Well, there are several possible responses to this:
1) Polling methods have, by all accounts, improved quite a bit since then, as proven in countless races, including presidential.
2) Also by all accounts, voters today are much more partisan and locked-in (partly because of their media choices) than they were in 1980, and less likely to bolt a candidate.
3) Reagan had a unique opportunity that Mitt will miss this year. There was only one presidential debate that year—and, believe it or not, it look place on October 28, little more than a week before Election Day. (One has to wonder which White House genius scheduled that one.) Reagan did very well in the debate, promoting a late surge. Not to mention: American hostages still held in Tehran.
4) Carter's approval rating was about 30 percent while Obama's is close to 50 percent.
But let's also consider 5), and that is: the all-the-pollsters-were-wrong meme is actually false to begin with. See this article and graph , which show that contrary to myth, Reagan actually led in tracking polls for most of the final months of the campaign. Yet you will hear or read every day that Reagan charged from "far behind," according to the polls, to win, just like Romney can (will) do.
Let's consider the most prominent poll of all. It's true that Gallup's final pre-debate poll showed a sinking Carter up by 3 percent—but a few days later  its polling gave Reagan a 3 percent edge before Election Day. Of course, he won by more than that, but then again, Gallup does not poll on Election Day.

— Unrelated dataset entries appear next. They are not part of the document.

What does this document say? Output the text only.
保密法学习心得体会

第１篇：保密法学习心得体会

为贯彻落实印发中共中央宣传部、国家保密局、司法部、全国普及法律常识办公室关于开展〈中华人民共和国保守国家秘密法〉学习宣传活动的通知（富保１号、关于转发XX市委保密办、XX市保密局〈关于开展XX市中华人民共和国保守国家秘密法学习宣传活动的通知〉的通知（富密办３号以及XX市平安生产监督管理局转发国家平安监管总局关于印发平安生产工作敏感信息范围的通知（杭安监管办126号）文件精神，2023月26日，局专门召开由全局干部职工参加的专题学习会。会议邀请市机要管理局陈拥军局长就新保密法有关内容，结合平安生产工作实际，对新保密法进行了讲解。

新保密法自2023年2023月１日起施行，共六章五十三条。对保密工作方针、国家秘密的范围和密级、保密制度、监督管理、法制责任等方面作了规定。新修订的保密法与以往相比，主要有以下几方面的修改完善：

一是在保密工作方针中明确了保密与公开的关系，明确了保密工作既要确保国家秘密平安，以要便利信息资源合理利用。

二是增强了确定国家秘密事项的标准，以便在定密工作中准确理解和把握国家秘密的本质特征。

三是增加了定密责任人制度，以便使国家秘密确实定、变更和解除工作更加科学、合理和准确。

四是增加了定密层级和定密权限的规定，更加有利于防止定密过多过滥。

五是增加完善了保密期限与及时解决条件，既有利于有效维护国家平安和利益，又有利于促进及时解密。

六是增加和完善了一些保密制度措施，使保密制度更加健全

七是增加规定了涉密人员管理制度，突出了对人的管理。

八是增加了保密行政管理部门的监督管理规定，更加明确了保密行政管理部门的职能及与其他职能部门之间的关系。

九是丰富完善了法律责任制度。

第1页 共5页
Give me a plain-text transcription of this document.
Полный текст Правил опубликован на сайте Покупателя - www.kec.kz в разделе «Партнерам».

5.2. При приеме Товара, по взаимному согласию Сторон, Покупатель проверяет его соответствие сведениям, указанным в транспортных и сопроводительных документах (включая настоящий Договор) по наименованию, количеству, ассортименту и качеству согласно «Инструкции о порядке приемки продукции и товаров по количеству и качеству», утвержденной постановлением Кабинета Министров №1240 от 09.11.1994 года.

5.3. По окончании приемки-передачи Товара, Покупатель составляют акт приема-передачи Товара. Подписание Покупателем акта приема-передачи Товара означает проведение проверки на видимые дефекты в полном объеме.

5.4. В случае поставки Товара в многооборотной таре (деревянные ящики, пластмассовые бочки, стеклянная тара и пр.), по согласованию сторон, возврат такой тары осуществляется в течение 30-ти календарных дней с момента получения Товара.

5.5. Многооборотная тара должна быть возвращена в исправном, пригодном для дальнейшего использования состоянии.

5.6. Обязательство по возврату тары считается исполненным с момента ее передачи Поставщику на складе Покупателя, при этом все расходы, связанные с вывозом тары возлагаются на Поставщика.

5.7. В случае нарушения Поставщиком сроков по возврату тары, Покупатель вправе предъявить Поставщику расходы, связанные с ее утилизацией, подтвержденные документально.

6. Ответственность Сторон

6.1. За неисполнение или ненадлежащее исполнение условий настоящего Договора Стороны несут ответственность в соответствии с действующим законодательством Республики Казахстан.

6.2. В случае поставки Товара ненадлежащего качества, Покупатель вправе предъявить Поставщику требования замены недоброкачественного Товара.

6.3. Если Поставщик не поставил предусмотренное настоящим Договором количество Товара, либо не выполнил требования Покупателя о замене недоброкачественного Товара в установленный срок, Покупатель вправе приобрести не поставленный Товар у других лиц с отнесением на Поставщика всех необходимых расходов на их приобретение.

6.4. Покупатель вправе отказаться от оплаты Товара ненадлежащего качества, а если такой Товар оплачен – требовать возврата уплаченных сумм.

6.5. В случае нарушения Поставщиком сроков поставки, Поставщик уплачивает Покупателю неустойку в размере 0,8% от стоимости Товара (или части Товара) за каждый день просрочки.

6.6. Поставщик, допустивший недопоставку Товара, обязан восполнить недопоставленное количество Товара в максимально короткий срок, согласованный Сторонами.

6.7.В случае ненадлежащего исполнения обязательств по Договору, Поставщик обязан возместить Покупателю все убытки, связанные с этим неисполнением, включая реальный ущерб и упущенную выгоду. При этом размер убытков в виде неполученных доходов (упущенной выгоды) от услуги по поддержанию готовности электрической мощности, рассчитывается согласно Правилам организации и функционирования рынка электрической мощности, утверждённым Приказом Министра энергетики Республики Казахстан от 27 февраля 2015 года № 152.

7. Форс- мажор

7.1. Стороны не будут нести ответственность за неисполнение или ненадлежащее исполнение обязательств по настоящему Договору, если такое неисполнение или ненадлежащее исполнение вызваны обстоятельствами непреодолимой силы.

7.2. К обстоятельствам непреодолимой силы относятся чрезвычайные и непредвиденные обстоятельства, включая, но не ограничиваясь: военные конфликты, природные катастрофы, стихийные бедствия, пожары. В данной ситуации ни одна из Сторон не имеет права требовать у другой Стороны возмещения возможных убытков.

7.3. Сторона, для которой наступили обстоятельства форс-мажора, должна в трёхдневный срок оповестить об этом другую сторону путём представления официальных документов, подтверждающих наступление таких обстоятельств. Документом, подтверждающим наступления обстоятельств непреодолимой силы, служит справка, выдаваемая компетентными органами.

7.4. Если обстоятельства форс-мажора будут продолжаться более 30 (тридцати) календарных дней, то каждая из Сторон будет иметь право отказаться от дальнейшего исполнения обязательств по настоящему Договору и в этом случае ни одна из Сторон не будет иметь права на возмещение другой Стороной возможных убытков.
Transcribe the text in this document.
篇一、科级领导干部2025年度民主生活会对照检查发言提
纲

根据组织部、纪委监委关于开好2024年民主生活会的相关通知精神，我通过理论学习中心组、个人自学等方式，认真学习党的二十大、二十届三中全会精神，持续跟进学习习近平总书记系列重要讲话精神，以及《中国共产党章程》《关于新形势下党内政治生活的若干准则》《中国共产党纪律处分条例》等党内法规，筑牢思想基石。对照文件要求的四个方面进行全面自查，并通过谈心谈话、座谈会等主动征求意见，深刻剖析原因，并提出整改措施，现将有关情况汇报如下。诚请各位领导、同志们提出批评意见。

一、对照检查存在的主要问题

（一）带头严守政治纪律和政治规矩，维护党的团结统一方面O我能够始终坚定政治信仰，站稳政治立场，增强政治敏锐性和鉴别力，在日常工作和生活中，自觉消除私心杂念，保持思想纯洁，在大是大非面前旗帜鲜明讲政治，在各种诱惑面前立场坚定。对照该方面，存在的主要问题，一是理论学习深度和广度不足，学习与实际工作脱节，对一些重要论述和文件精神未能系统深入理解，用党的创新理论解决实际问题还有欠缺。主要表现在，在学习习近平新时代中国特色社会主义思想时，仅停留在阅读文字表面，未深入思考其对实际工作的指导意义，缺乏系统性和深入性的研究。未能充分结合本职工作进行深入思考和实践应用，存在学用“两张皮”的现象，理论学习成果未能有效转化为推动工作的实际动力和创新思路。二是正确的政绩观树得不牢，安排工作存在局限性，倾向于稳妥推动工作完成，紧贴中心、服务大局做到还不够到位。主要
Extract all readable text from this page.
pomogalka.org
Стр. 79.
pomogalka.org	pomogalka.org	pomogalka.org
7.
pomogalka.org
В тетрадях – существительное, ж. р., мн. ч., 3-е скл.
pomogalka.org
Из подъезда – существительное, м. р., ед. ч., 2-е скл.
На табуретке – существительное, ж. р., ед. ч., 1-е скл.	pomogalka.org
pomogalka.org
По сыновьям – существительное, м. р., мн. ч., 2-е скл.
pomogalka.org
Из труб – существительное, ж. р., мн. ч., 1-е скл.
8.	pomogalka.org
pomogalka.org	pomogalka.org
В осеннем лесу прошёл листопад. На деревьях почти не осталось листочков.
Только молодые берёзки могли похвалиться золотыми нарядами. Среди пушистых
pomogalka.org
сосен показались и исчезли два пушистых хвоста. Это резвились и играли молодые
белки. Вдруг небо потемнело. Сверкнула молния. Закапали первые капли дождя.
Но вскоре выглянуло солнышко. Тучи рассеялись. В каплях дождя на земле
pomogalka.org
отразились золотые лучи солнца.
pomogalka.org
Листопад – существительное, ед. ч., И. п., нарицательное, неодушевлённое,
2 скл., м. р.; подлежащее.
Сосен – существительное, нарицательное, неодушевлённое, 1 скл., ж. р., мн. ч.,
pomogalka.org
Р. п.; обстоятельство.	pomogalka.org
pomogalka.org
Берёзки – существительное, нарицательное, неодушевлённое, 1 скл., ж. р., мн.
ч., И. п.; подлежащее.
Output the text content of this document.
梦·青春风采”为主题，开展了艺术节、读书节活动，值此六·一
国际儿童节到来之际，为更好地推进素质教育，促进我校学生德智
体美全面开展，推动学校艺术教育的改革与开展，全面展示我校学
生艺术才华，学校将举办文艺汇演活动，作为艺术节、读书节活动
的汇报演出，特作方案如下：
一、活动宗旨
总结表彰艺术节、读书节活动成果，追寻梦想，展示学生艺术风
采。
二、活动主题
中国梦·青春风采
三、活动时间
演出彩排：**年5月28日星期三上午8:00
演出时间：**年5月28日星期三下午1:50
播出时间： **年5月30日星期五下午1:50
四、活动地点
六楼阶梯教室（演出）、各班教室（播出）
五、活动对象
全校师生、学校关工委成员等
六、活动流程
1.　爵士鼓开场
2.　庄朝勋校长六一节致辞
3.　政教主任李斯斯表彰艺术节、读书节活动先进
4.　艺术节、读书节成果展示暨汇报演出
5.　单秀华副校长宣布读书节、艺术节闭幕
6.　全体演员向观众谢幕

Also: even before the debate, two of the other leading polls at the time: AP and Harris/ABC, gave Reagan the lead. After the debate, they showed Reagan with a 5 percent margin. In fact, virtually every leading poll  gave Reagan at least a 1 percent lead two or three days before the election, and many gave him a wider edge.
So, yes, this notion of the world being shocked by a Reagan win in 1980 is simply nonsense. I remember my only surprise at the time was that the GOP did so well in Senate races. Now I haven't seen such a panic among Republican since Upton Sinclair was nearly elected governor  of California in 1934. And in that case, Sinclair was a real socialist--not an imagined one.